On a retrouvé à 2 km en amont d’Arles des ossements de bovins aux cornes en forme de lyre, mêlés à des squelettes de chevaux semblables à ceux de Solutré.
Ces ossements ont permis de reconstituer un animal atteignant presque 2 mètres de haut et portant des cornes identiques à celles des taureaux d’aujourd’hui.
Il existait donc déjà à cette époque un taureau aux cornes en forme de lyre dans les marais de Camargue.
Comme il existe une ressemblance assez nette entre les bovins qui peuplent l’Asie et l’Europe Méridionale, certains pensent que le taureau de Camargue est la dernière ramification à l’ouest de la grande race bovine asiatique "Bos Taurus Asiaticus".

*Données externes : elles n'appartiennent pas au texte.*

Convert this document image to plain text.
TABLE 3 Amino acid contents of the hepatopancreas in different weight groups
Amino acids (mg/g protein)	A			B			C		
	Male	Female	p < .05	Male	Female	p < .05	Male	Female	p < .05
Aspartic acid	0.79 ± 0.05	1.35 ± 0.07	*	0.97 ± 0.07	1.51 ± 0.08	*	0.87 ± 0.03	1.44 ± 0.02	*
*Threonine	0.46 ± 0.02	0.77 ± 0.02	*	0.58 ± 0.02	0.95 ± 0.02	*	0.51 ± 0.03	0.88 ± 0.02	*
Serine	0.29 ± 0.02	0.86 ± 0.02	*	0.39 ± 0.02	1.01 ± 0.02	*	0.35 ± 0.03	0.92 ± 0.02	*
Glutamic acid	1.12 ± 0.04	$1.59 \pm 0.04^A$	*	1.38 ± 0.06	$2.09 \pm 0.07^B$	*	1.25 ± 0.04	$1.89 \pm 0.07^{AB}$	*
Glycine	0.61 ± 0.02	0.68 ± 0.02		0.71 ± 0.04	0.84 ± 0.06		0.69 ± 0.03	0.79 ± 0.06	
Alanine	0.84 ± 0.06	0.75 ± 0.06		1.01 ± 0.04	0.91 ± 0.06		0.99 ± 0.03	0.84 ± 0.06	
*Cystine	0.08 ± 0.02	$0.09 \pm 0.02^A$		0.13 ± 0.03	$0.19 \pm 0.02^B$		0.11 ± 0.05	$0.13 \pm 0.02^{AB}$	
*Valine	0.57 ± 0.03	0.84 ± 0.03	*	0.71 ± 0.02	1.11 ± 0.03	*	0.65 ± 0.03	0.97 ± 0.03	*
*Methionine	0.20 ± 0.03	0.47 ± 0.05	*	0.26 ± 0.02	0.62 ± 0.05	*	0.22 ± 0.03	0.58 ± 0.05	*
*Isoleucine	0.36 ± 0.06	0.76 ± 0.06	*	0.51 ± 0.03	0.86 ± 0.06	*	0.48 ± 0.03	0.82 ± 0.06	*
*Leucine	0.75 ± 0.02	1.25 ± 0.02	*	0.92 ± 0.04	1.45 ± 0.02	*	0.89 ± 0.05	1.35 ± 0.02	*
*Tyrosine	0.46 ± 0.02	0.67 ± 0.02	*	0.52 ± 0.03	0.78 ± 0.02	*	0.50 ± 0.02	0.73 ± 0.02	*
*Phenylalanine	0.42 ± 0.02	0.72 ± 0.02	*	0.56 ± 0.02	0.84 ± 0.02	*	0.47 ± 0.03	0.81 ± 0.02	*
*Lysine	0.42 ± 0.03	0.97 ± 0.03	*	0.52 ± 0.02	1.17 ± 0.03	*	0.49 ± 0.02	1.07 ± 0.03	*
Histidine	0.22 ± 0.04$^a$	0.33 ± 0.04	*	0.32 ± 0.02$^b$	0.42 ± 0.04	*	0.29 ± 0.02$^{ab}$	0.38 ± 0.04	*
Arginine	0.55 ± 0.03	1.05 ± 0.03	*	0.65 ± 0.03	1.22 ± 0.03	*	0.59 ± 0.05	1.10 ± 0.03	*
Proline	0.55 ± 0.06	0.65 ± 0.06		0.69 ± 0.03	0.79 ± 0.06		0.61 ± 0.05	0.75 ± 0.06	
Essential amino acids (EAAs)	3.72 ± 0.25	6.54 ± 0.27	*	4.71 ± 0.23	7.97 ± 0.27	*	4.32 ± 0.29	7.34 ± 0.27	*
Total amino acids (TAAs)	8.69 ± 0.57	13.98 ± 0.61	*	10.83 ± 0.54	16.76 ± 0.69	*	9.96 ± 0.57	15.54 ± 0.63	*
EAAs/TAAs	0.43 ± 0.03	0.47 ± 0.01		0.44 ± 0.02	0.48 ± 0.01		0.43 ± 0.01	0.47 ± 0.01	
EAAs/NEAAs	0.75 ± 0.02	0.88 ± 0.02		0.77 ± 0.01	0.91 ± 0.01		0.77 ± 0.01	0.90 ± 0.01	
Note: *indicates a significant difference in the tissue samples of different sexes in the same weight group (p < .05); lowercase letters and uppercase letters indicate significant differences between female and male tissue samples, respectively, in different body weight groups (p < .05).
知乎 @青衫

Pour d’autres, le Camargue est un auroch ayant vécu au quaternaire principalement en Afrique mais aussi en Espagne et probablement en France. Ils le nomment "Bos Primigénius Mauritanien".
Il est probable que des liens existent entre "Bos Primigénius Mauritanien" et "Bos Taurus Asiaticus". L’un pouvant fort bien descendre de l’autre ou tous deux avoir un ancêtre commun.
Le taureau de Camargue présente une grande spécificité vraisemblablement liée à ses particularités génétiques et à son isolement dans un milieu très caractéristique tant au niveau du sol que de la végétation.
L’homme a su préserver des conditions de vie qui font l’originalité de cet élevage d’abord destiné aux jeux avec la course camarguaise et à la tauromachie.
L’origine de la course camarguaise est un jeu : les valets de ferme et les animaux de la ferme se mêlent pour combattre et jouer avec le taureau destiné à l’abattoir.
Le plus ancien témoignage sur l’origine de la course camarguaise remonte en 1402 à Arles : une course avait été donnée en l’honneur de Louis II, Comte de Provence.
Au cours du XIV siècle ces jeux évoluent, on fixe une cocarde sur les cornes du taureau, et des primes sont attribuées à celui qui ira décrocher l’attribut : c’est la course libre.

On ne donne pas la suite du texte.